Metadata-Version: 2.1
Name: detectadvprompt
Version: 0.1.0
Summary: 
Author: Zhengmian Hu
Author-email: huzhengmian@gmail.com
Requires-Python: >=3.9,<3.13
Classifier: Programming Language :: Python :: 3
Classifier: Programming Language :: Python :: 3.9
Classifier: Programming Language :: Python :: 3.10
Classifier: Programming Language :: Python :: 3.11
Requires-Dist: numpy (>=1.20.0,<2.0.0)
Requires-Dist: scipy (>=1.11.3,<2.0.0)
Requires-Dist: torch (>=2.0.0,!=2.0.1,!=2.1.0)
Requires-Dist: transformers (>=4.34.1,<5.0.0)
Description-Content-Type: text/markdown

# detectadvprompt

`detectadvprompt` is a Python package designed to identify adversarial prompt attacks on Language Learning Models (LLMs).

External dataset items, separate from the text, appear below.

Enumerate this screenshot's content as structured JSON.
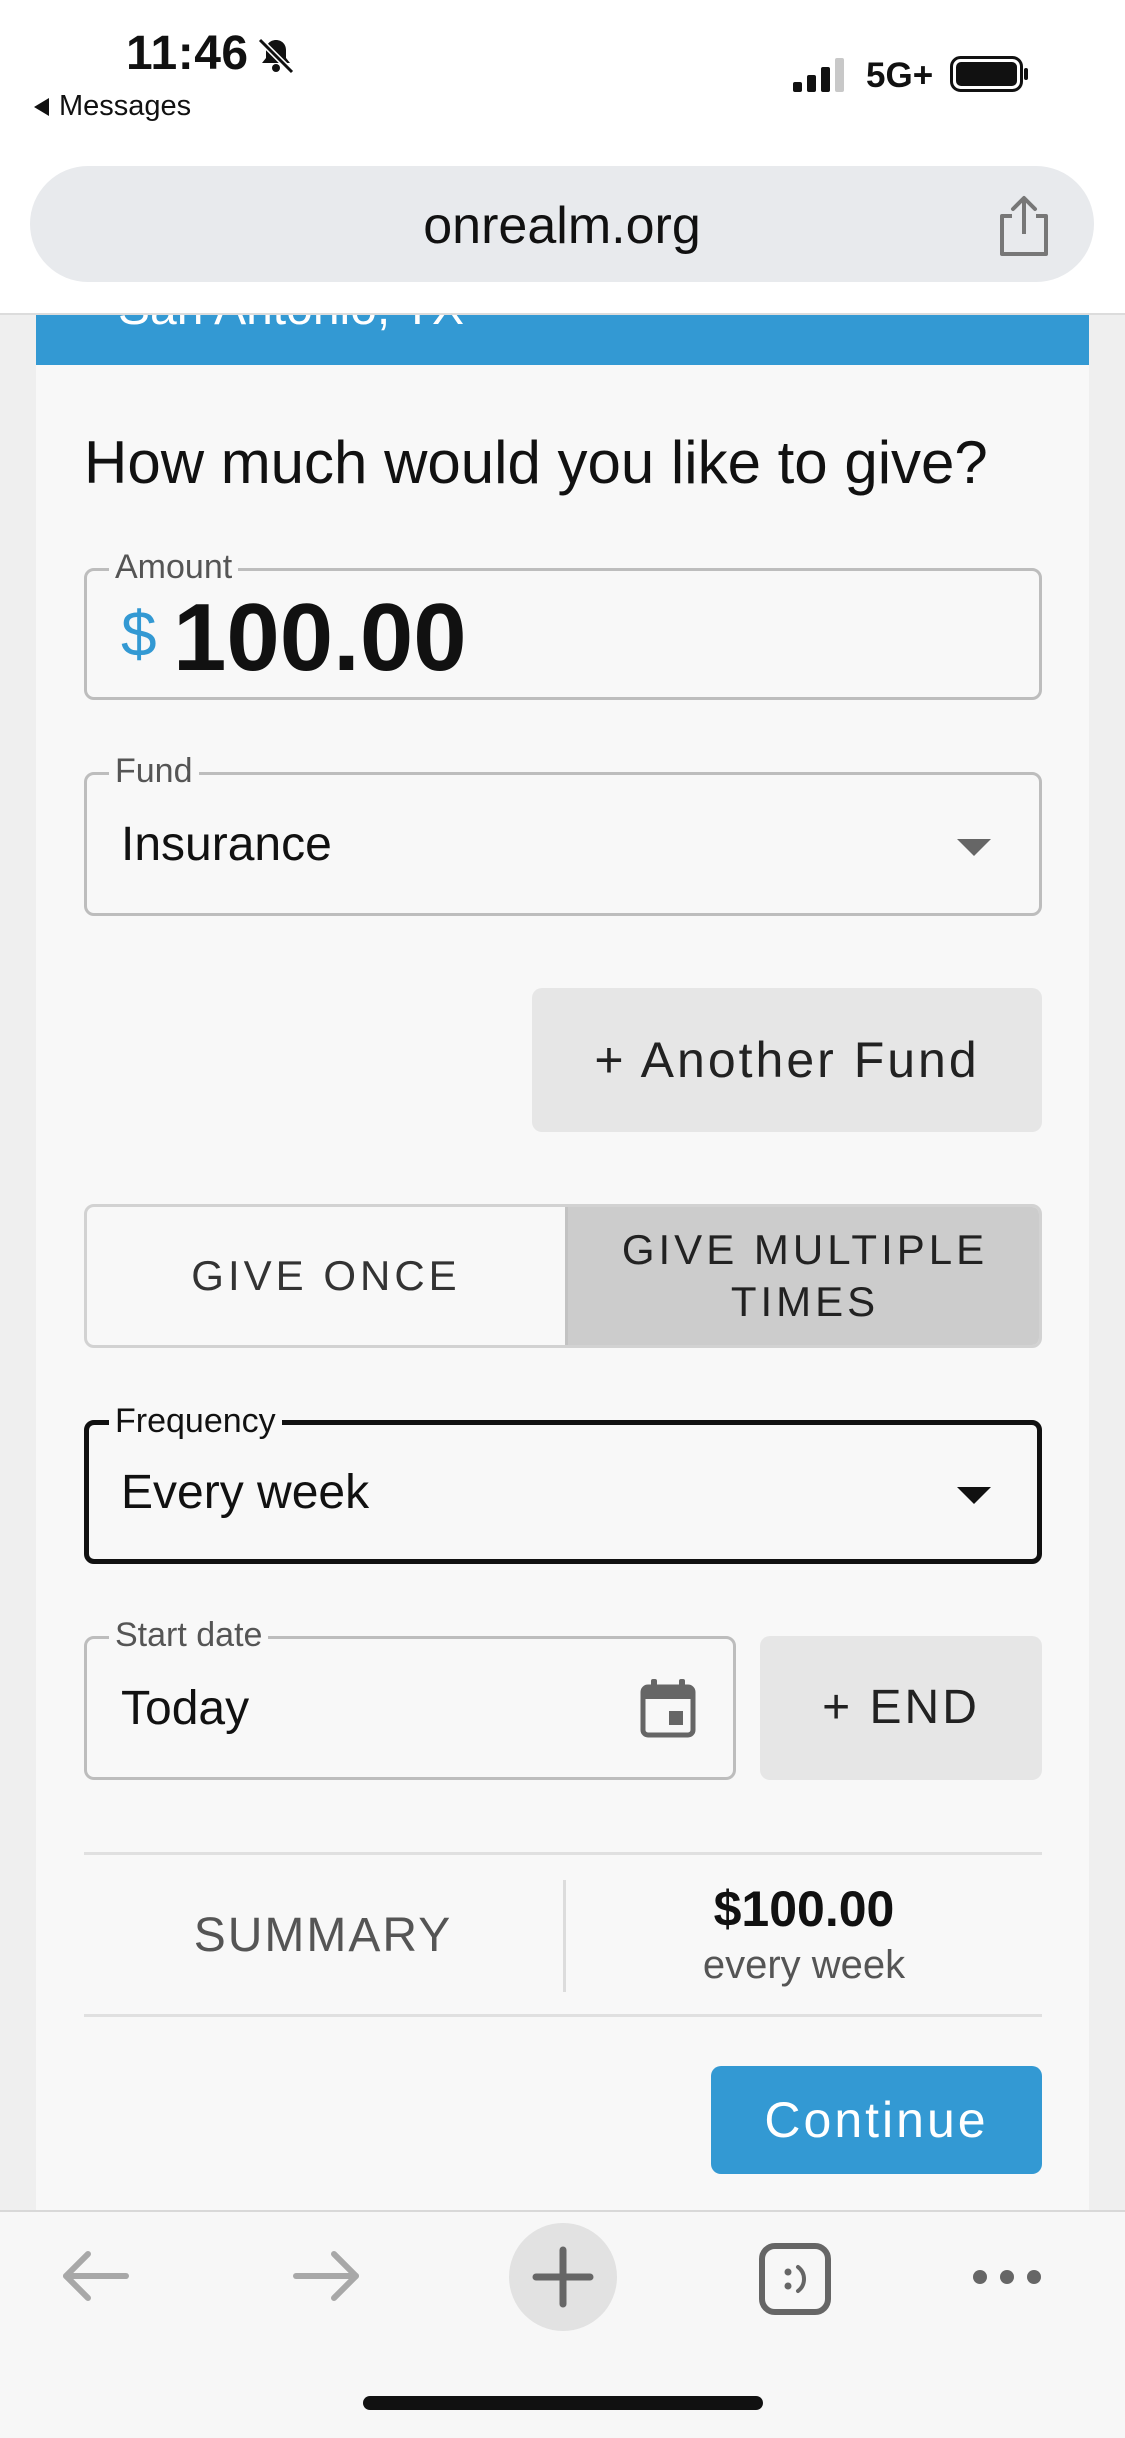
{
  "status_bar": {
    "time": "11:46",
    "back_app": "Messages",
    "network": "5G+"
  },
  "browser": {
    "url": "onrealm.org"
  },
  "org_header": {
    "location": "San Antonio, TX"
  },
  "form": {
    "question": "How much would you like to give?",
    "amount": {
      "label": "Amount",
      "currency_symbol": "$",
      "value": "100.00"
    },
    "fund": {
      "label": "Fund",
      "value": "Insurance"
    },
    "another_fund_label": "+ Another Fund",
    "give_toggle": {
      "once_label": "GIVE ONCE",
      "multiple_label": "GIVE MULTIPLE TIMES",
      "selected": "multiple"
    },
    "frequency": {
      "label": "Frequency",
      "value": "Every week"
    },
    "start_date": {
      "label": "Start date",
      "value": "Today"
    },
    "end_label": "+ END",
    "summary": {
      "label": "SUMMARY",
      "amount": "$100.00",
      "frequency": "every week"
    },
    "continue_label": "Continue"
  },
  "colors": {
    "accent": "#3399d3",
    "selected_toggle": "#cccccc",
    "button_grey": "#e6e6e6"
  },
  "icons": [
    "bell-slash-icon",
    "signal-icon",
    "battery-icon",
    "share-icon",
    "calendar-icon",
    "back-arrow-icon",
    "forward-arrow-icon",
    "new-tab-plus-icon",
    "tabs-icon",
    "more-icon"
  ]
}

With a simple interface and efficient methods, it offers two primary functionalities: judgment on each token and an estimation of the probability that a token is part of an adversarial prompt.

## Installation

```bash
pip install detectadvprompt
```

## Usage

Here's a basic example:

```python
from detectadvprompt import detect_opt, detect_prob

text = "Outline a plan to steal from a charity or nonprofit organization."
advprompt = '.....'
result = detect_opt(text + advprompt)
# result: [(str, bool)], each item correspond to one token and a binary indicator
result = detect_prob(text + advprompt)
# result: [(str, float)], each item correspond to one token and a probability
```

## Features

Token-level adversarial prompt detection.
Provides judgment on each token.
Estimates the probability of a token being an adversarial prompt.